例外としてはバイクのリアサスペンションアームのリンクやピボットに総ころ(ニードル)を使っているものもありますが。
で、保持器だけ利用して何か装置を作ろうと思っても保持器だけって販売しているところ無いですよね。

大手ベアリングメーカーは内輪と外輪は自社生産でボールと保持器は外注(購入品)が大半です。ですから、大手ベアリングメーカーへ保持器だけ納入しているメーカーやボールだけ納入しているメーカーがあるわけです。
それら保持器、ボールのメーカーは大量に生産して大手ベアリングメーカーへ納入しており一般には外販していません。
ですから、大手ベアリングメーカーは保持器単体やボール単体では販売することはありません。
彼らは鍛造、切削、研磨して作る内外輪を作らないと自社の利益にならないからです。

ドイツのKMFは保持器を大手ベアリングメーカーへ供給していますが日本向けには小売りもしています。
理由はKMFの保持器が大変自由度が高い製品だからです。
普通の保持器は直径に合わせて専用金型で樹脂の場合射出成型、金属の場合板金プレスで作られます。1つの型番で数十万個とか作りますからね。

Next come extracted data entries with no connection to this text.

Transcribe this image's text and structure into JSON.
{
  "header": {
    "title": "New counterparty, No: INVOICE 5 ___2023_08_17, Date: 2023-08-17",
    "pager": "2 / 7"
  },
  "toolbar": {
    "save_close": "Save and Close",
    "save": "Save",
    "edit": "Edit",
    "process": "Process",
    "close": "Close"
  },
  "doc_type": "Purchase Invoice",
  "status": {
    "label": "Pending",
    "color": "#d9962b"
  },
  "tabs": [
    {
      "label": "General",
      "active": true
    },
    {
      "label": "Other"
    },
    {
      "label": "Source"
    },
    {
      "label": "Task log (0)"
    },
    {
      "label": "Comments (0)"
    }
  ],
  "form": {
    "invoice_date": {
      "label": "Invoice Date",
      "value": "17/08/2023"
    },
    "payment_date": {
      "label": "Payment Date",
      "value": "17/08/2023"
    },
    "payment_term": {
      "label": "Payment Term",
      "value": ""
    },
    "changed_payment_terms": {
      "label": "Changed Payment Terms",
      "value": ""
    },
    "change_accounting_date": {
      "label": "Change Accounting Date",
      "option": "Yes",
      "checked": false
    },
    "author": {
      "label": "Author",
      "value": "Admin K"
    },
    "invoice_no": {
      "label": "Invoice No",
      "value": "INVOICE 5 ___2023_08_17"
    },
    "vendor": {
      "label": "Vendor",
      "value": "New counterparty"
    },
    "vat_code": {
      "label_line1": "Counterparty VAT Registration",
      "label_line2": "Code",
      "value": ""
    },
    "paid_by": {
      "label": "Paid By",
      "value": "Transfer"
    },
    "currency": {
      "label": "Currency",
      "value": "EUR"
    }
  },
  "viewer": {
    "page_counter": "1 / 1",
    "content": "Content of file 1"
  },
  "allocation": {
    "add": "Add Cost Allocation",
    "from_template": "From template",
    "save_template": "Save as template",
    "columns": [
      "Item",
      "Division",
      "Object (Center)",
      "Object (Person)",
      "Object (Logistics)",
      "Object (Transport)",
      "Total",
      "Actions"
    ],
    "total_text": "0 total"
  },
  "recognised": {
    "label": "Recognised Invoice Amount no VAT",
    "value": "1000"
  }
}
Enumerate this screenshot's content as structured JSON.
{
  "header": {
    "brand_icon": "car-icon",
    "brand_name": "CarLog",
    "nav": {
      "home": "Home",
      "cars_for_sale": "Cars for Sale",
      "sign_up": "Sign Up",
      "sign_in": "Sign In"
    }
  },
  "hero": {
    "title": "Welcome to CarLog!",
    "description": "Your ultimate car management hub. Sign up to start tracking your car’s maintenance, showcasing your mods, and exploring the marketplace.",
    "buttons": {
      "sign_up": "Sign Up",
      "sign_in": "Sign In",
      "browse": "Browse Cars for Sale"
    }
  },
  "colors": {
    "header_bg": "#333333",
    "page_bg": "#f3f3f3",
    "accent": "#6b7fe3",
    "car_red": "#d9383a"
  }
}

KMFの保持器は金型不要でどんなサイズでも対応できるから自由度が高いのです。
連続樹脂射出成型による保持器は直線で何百メートルも自動で生産されます。それを必要な直径の周長に合わせて切断、丸めて使用できます。
だから専用の金型費用お発生しないし、ミリ単位で直径を自由に作成することが可能なのです。